A razão pela qual o estudo de Putnam encontra uma quantidade de escolhos encobertos pelas turbulentas águas da ideologia é simples: a comunidade, assim como Putnam a concebe, já não existe, ou encontra-se em vias de extinção. Putnam pertence à longa lista dos amigos de Toqueville e nessa inspirada relação encontra o seu zénit académico, o ápice da comoção social e da sua análise crítica.
Nesta confraria, há muita gente preocupada com o facto de os velhos hábitos se estarem a desvanecer. A este pânico pelo gradual esmaecimento da tradição podemos apelidar de atavismo. Mas talvez seja exagerado lançar tão forte libelo ao que, afinal, até parece ter boas intenções, ao pretender recuperar um qualquer mundo perdido onde a confiança mútua engendrasse comunidades e onde a proximidade (a velha
proxemia) fosse o molde em que os humanos se forjassem enquanto animais gregários. Daí que analisar idas à igreja, chás de caridade, clubes de gamão e de bisca lambida, parece devedor de quadros de antanho, vírus toqueviliano de fácil impregnação, mas de muito difícil remoção.

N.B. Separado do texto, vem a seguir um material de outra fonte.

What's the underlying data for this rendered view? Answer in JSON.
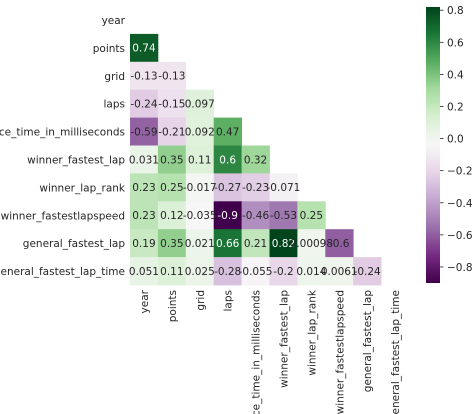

No tempo de Toqueville, uma comunidade era algo tangível, e que tanto podia assomar por ocasião de um funeral à boa maneira puritana – com discursos e belas e emocionadas palavras – como em torno de um cadafalso, a esquartejar bruxas ou mulheres perdidas – que as hay a gente já sabia – como nos contam as aventuras da scarlet letter, eventualmente o romance anti-toqueviliano por excelência (pura especulação). O ponto é que este sentir comunitário enquanto fenómeno agregado de viveres antigos existe apenas na imaginação passadista do sonho americano.
Onde é que Putnam erra, mas erra estrondosamente? Hoje em dia, é mais fácil encontrar comunidades virtuais, através das sinuosas vias da internet, comunidades para todos os gostos, desde desviantes sexuais, admiradores da mesma raça de cães, nudistas, culturistas, até grupúsculos que se organizam em torno dos mesmos livros e que surgem tão espontaneamente quanto a amazon.com os cruza recorrendo às suas potentes bases de dados. Pegando neste último exemplo: enquanto cliente da amazon.com, ao comprarmos um livro, somos imediatamente categorizados num cluster que possui os mesmos gostos. Esta agregação é eventualmente mais potente do que qualquer grande sondagem, e surge com a espontaneadade de uma escolha consumista. Este simples acto, atira-nos inadvertidamente, sem que o quiséssemos, ou sem que para isso necessitássemos de uma qualquer declaração de intenções – para além da compra – para uma comunidade, para um círculo que partilha as mesmas escolhas, de tal forma que a amazon.com acerta com uma precisão quase tenebrosa. Esta não é a idade das trevas para a comunidade. Esta é, antes de mais, a idade da profusão virtualmente infindável da comunidade – pequenas e mutáveis comunidades; comunidades intangíveis, comunidades que se formam e dissolvem na mesma semana.
Os indivíduos não vão à igreja? Não se encontram no largo do coreto para cavaquear? Não se mobilizam nas decisões da coisa pública? Pois não, e não é por isso que eles deixam de se ligar, melhor dizer conectar, em míriades de contactos, alguns duradoiros, outros fugazes, mas que se multiplicam em redes e conexões. Na época do virtual a comunidade não pode corresponder à middle town. E se temos mais contacto, se partilhamos mais a nossa intimidade com alguém que está no Japão do que com o nosso vizinho, é porque as coisas que podemos partilhar com o nosso vizinho são na verdade extremamente limitadas. Conviria por conseguinte interrogarmo-nos por que razão nos é menos penoso partilhar certas coisas com alguém que se encontra a milhares de quilómetros de distância do que com a velha que vive na porta ao lado. Isto coloca um hiato incolmatável entre a confiança e a proximidade física e espacial.
Comunidade sem corpo versus corpo comunitário.